Everything up to this point is what I’d say might qualify you to be a data analyst. With that said, your typical data scientist might introduce more sophisticated methods or approaches to any given area we’ve already covered. This is not to say you won’t find data analysts doing work beyond this scope either, but it’s just typically were I’d identify the distinction.

Statistical Analysis & Modeling

Once you have some good understanding of your data, this is where you get to flex your statistics muscles. This includes things like probability density functions, t-tests, linear regression, logistic regression, hypothesis testing and so forth.

There are many statistics tools and methods to be familiar with and this is a major area to differentiate yourself as a data scientist. Data science as a field has major roots in statistics, but is often looked over in favor of more complex machine learning approaches.

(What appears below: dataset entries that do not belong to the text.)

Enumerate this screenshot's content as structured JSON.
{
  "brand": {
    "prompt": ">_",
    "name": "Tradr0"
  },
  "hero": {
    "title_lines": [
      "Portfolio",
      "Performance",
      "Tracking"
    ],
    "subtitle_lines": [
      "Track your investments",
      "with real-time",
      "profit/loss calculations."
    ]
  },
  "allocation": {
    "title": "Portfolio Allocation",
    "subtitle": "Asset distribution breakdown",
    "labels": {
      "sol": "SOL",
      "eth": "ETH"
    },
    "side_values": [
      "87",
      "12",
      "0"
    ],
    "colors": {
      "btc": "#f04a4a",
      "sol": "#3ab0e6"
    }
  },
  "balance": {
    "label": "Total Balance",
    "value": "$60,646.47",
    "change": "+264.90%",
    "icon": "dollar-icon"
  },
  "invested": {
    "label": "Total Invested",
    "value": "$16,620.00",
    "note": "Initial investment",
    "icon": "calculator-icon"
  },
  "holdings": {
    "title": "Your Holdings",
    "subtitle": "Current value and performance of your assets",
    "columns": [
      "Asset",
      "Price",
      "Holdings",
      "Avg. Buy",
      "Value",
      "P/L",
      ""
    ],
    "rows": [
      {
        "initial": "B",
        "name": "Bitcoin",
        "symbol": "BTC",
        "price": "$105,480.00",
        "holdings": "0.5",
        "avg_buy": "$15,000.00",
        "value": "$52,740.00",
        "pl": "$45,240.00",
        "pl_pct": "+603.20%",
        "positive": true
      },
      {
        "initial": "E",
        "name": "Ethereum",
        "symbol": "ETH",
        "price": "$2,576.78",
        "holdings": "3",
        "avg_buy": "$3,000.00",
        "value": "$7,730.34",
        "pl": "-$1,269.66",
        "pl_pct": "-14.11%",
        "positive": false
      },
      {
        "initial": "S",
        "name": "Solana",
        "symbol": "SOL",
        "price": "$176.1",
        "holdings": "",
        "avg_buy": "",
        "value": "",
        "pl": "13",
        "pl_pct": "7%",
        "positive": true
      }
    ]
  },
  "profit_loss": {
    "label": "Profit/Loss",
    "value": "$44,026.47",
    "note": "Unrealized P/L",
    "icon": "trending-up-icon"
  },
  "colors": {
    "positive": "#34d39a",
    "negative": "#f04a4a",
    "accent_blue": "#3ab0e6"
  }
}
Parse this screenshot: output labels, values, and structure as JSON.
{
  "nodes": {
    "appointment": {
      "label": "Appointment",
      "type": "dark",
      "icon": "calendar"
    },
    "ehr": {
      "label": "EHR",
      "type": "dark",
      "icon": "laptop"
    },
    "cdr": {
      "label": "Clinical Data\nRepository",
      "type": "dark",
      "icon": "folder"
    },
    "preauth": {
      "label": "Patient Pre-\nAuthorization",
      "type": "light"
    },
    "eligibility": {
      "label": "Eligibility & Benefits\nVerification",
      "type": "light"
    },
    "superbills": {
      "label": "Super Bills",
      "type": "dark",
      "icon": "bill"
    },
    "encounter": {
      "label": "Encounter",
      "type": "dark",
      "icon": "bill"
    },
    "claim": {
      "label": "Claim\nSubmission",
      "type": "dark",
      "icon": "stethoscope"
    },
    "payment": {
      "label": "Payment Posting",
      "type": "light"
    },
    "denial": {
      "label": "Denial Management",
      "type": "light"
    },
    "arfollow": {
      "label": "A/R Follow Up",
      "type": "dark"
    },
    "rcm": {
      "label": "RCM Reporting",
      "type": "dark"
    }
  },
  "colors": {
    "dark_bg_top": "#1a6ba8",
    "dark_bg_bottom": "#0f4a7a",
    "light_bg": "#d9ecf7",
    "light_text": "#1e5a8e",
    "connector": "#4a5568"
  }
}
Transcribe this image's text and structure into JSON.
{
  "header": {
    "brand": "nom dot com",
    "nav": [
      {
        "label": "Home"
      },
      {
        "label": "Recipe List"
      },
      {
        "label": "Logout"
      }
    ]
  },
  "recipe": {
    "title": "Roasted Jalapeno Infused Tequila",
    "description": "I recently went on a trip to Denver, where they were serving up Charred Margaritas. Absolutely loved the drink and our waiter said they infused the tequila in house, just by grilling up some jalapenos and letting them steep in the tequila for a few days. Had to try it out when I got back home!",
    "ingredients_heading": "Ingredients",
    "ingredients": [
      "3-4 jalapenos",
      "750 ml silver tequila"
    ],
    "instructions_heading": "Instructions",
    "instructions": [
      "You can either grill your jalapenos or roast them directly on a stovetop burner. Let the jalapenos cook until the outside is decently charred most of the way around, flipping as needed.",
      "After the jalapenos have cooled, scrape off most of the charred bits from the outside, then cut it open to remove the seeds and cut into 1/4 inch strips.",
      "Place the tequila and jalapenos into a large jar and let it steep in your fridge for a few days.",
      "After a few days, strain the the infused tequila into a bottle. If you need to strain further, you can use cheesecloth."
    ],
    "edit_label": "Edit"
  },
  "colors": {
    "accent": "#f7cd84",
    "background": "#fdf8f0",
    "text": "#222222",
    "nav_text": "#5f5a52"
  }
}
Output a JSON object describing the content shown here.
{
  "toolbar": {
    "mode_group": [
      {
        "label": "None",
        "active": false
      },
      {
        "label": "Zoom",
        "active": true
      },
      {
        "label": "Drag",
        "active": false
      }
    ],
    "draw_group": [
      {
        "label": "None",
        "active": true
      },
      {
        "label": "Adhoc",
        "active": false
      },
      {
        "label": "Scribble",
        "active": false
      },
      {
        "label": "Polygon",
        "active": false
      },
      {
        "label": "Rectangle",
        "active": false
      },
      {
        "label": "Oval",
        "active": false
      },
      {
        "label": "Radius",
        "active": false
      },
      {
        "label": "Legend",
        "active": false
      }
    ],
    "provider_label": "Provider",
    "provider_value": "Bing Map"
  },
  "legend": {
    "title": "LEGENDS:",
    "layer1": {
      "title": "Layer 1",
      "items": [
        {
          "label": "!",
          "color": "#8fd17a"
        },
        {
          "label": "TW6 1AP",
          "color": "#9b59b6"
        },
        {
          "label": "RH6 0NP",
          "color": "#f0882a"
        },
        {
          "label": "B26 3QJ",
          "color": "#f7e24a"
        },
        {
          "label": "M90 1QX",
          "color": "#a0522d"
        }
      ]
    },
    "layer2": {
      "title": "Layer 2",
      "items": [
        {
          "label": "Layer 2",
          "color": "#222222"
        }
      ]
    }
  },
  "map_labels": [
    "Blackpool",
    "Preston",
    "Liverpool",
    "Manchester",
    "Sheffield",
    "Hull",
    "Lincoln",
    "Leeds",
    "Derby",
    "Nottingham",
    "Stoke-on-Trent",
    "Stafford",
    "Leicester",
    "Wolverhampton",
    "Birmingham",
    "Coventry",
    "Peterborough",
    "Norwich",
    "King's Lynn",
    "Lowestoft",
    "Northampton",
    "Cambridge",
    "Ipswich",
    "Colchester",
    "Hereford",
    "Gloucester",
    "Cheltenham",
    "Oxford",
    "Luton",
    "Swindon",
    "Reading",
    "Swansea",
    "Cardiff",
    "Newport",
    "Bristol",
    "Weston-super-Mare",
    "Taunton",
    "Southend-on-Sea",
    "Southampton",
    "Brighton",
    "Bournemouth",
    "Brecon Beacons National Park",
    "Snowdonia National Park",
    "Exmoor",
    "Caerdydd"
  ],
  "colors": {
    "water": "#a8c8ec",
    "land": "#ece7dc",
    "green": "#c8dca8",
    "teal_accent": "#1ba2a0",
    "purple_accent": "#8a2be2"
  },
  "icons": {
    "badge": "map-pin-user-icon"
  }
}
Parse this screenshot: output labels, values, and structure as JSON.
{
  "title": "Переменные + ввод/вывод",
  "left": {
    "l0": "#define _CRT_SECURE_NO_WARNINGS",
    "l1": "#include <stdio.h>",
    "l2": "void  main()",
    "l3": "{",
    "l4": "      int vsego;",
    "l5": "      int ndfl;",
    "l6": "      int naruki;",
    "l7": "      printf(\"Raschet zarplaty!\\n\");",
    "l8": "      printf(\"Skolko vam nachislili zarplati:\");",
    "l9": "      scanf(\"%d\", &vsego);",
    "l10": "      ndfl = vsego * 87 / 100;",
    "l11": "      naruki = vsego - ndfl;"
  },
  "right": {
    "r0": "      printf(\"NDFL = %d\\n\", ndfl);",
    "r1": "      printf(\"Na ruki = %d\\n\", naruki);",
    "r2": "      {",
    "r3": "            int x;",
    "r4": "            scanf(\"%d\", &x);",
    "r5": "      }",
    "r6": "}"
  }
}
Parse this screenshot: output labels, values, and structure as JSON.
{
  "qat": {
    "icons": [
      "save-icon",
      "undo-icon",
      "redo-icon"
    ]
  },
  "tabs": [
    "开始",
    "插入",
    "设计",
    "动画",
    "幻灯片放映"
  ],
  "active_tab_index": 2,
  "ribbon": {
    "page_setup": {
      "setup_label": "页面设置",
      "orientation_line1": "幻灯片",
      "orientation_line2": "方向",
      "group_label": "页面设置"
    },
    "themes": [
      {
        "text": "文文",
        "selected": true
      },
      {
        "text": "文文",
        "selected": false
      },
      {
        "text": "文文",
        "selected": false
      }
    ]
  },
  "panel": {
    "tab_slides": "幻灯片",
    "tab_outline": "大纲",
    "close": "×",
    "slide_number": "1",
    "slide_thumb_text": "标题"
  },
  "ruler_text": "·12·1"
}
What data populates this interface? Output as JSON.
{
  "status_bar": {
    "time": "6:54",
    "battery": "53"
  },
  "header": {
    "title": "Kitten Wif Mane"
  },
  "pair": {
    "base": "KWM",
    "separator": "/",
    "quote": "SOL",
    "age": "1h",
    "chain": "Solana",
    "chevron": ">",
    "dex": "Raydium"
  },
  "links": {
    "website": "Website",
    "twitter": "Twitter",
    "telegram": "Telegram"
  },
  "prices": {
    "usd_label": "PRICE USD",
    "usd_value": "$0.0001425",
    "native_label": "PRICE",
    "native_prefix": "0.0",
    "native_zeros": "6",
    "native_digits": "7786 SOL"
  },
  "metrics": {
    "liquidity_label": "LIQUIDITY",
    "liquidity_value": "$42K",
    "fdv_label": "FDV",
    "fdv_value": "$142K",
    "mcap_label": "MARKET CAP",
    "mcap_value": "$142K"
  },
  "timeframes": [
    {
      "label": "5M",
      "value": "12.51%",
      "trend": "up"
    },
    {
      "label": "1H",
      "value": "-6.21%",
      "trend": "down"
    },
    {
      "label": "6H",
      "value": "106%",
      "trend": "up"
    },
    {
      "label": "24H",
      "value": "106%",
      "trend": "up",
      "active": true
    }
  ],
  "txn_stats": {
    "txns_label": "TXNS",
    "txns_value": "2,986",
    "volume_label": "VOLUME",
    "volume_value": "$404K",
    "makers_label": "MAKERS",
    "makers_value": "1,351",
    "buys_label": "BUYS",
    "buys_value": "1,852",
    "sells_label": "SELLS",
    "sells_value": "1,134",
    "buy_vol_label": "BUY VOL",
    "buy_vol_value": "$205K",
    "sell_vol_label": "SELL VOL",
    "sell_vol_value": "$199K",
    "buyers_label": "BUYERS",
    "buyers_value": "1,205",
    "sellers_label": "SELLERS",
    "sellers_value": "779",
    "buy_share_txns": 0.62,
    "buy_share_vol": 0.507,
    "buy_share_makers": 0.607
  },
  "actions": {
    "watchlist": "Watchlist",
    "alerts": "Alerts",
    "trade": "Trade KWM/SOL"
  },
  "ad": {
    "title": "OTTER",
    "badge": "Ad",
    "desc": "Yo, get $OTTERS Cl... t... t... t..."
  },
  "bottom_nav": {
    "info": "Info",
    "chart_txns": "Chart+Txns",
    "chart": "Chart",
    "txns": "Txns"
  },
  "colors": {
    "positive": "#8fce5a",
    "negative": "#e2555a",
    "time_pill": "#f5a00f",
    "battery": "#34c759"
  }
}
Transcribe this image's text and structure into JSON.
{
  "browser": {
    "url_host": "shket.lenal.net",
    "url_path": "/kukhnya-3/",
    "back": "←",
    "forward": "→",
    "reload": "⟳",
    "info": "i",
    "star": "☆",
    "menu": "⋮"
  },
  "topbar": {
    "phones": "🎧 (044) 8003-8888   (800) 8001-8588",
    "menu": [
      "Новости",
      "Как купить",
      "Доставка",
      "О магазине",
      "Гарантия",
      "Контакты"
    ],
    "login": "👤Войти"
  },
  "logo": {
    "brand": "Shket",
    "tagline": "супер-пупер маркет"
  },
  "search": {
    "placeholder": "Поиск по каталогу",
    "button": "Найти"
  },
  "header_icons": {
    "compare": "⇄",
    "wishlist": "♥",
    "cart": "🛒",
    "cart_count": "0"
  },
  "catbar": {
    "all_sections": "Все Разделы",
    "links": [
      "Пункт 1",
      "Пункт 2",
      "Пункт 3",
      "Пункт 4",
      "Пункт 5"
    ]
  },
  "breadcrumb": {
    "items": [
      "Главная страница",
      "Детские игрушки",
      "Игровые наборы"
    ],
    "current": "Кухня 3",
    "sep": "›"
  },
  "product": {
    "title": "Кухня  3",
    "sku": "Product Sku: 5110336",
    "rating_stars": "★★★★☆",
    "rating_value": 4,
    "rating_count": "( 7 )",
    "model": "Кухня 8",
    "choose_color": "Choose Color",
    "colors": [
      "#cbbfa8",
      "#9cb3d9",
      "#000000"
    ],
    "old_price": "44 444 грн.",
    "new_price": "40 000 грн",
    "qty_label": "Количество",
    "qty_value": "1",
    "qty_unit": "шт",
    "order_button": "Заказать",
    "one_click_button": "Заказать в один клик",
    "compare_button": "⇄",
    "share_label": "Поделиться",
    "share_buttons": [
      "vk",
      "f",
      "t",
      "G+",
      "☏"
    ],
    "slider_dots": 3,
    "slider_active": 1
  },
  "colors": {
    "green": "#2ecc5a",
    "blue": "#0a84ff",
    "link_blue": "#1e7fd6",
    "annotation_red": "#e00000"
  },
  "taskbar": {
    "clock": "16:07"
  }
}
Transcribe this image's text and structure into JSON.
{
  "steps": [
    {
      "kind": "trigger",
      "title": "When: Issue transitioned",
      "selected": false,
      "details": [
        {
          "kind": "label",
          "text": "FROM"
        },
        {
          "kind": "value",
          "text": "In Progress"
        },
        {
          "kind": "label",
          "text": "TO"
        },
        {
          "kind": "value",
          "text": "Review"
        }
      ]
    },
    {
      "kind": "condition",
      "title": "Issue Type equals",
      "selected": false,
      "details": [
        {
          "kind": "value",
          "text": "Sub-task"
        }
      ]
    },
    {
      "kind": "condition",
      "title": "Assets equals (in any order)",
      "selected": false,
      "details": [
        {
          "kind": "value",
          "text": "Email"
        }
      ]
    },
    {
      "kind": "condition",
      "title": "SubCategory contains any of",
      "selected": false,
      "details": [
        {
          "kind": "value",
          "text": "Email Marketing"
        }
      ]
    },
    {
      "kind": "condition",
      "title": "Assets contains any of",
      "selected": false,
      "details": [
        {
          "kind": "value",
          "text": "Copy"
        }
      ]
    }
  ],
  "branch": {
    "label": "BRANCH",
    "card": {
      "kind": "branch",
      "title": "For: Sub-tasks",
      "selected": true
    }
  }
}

Having a strong statistics background will set you apart as a data scientist.

Machine Learning

Machine learning or ML constitutes abstractions of a lot of the more basic statistics principles you might use otherwise. A lot of the most useful ML algorithms represent different packaging of your traditional linear regression, or it may just be building various linear regression models with slight changes from the inputs to the data passed into them to eventually land at an ideal model.

This is true all the way through neural networks and deep learning.

When you’re first getting your start, working to have a fundamental understanding of the statistics and math that supports more complex algorithms will prove helpful when it comes to having confidence in what you’re using, but also will help you better identify appropriate use of a given algorithm.

It’s easy for ML to appear overwhelming. The synonym artificial intelligence typically gives cause for surprise when one realizes these are built off of traditional statistical models.

My recommendation here is to learn the basics first. Give yourself enough time to master the data analyst track, get exposed to using a variety of statistics tools and analyses, don’t be overwhelmed by the notion of ML, and work to expose yourself to the broad expanse of machine learning algorithms and seek to understand what differentiates them from whatever else is out there.

ML Engineering

The last thing I’d like to highlight is what’s known as ML engineering.

For starters, I should clarify that this is not something I explicitly interpret as the data science domain. While many data scientists have these skills, it is not absolutely pertinent as a data scientist that you know everything there is to know about this area.

In fact, machine learning engineer is a very common job title where the entirety of one’s work is around this area. ML engineering is all about deploying ml models. This is everything from standing up APIs where teams & individuals can interact with models, setting up jobs that re-train models and re-run predictions, storing these models and making them accessible.

Conclusion

Data science is a new and exciting field, but can often appear overwhelming. Thinking of it through this lense will help you make the difficult decisions of which resources and which order you should take as you work on your data science education.

The Data Science Umbrella

  • Data Collection
  • Data Cleansing
  • Data Wrangling
  • Exploratory Data Analysis
  • Statistical Analysis
  • Machine Learning
  • Machine Learning Engineering

Thinking of your data science education in a linear fashion with these specific skills in mind should help inform your next step on your journey to become a data scientist.

Best of luck! Happy data science-ing!